Eigentlich aber geht es zuerst einmal um Annie (Rose Byrne), eine Enddreissigerin, die in einer kleinen englischen Küstenstadt das lokale Museum leitet, und um ihren langjährigen Partner Duncan (phänomenal: Chris O’Dowd). Der ist normalerweise ein respektabler Unidozent, in seiner Freizeit lässt er aber seiner Fanliebe zum Neunzigerjahre-Indiemusiker Tucker Crowe (Ethan Hawke) freien Lauf. Und hier entstehen die Probleme; wenn er zum Beispiel auf seiner Fanwebsite stundenlang die wildesten Theorien mit anderen Männern mittleren Alters bespricht.

Als Duncan dann auch noch Crowes berühmtestes Album «Juliet» in einer Rohfassung als «Juliet, Naked» per Post zugeschickt wird und Annie sich das Album vor ihm anhört, ist die Hölle los. Deshalb verzieht er sich mit seinem tragbaren CD-Player auf eine einsame Parkbank, wo die Tränen zu den Liebesliedern ungestört fliessen können. Am nächsten Tag erdreistet sich die vernachlässigte Annie, auf Duncans Website «Juliet,Naked» zu kritisieren. Dafür erntet sie per Mail Applaus von Tucker Crowe höchstpersönlich – woraus eine tiefe Mailfreundschaft entsteht.
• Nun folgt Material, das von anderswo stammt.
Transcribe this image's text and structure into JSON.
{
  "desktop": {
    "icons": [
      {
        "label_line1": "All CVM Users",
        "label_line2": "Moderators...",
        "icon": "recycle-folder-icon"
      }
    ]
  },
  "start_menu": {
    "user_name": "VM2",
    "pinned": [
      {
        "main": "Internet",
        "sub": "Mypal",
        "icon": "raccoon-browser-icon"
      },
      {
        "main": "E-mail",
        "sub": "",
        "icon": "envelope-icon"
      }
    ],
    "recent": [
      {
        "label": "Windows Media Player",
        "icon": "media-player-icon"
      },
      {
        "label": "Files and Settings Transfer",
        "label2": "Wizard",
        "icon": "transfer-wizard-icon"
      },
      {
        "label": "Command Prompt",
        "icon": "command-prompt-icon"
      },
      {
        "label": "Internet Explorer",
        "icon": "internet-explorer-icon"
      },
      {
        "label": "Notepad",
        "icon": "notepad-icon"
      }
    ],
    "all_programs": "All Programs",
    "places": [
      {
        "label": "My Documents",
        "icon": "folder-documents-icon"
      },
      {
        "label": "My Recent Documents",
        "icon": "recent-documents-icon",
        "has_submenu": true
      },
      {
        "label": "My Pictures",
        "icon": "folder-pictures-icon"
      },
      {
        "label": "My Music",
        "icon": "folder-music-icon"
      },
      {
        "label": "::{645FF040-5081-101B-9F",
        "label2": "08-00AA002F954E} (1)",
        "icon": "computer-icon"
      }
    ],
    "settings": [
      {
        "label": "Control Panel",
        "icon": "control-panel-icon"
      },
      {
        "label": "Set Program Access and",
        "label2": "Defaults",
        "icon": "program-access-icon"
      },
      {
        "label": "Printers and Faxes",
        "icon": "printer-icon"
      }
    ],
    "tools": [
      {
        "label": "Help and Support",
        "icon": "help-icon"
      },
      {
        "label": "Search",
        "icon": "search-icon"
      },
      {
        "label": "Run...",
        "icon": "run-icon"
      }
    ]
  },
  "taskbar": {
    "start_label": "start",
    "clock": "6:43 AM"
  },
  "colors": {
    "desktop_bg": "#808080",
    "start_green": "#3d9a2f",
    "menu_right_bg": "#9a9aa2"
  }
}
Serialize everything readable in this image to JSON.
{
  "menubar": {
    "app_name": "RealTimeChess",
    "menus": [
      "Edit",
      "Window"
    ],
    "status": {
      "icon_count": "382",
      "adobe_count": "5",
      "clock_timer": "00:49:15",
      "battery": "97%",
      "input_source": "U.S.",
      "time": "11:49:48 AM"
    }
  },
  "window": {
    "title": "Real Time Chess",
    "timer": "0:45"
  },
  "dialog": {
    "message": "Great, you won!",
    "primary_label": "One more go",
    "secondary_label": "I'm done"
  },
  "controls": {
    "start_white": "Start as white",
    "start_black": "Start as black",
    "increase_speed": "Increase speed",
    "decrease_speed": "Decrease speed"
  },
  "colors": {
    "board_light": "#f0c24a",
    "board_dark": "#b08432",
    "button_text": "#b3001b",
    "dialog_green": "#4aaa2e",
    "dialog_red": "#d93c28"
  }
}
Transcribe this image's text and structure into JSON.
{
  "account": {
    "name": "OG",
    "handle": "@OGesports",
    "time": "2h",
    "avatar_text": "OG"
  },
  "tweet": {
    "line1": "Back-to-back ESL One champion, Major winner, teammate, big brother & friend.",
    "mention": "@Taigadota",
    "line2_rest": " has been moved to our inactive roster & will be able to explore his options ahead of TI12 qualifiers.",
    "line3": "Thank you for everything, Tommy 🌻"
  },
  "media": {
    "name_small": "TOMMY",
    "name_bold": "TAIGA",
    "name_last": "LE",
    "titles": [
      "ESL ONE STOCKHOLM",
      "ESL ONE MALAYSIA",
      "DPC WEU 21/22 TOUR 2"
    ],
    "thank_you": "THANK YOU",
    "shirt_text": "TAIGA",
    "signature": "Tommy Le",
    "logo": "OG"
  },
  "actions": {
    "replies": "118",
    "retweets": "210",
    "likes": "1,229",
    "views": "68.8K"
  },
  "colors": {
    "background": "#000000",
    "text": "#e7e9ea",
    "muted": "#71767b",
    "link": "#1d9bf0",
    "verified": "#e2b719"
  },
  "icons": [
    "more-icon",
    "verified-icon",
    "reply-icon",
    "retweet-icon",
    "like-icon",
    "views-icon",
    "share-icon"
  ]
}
Der Film verfolgt zwei Storylines: die erblühende Romanze zwischen Annie und dem alternden Tucker und die Fanobsession von Duncan, die in einem desaströsen Treffen mit seinem Idol gipfelt. Der Film ist lustig und tiefgründig wie die Hornby-Adaption «About a Boy» und ähnlich besessen von Musik wie «High Fidelity». Und er wirft auf intelligente Art und Weise die Frage auf, wem Kunst gehört: dem Künstler oder seinen Fans? In einer philosophischen Diskussion zwischen Duncan und Tucker bringt es Duncan auf den Punkt: «Ich schätze dieses Album. Vielleicht mehr als alles andere, was ich je gehört habe. Nicht, weil es perfekt wäre, sondern für das, was es mir bedeutet. Was es Ihnen bedeutet, ist mir letzten Endes egal.» Recht hat er.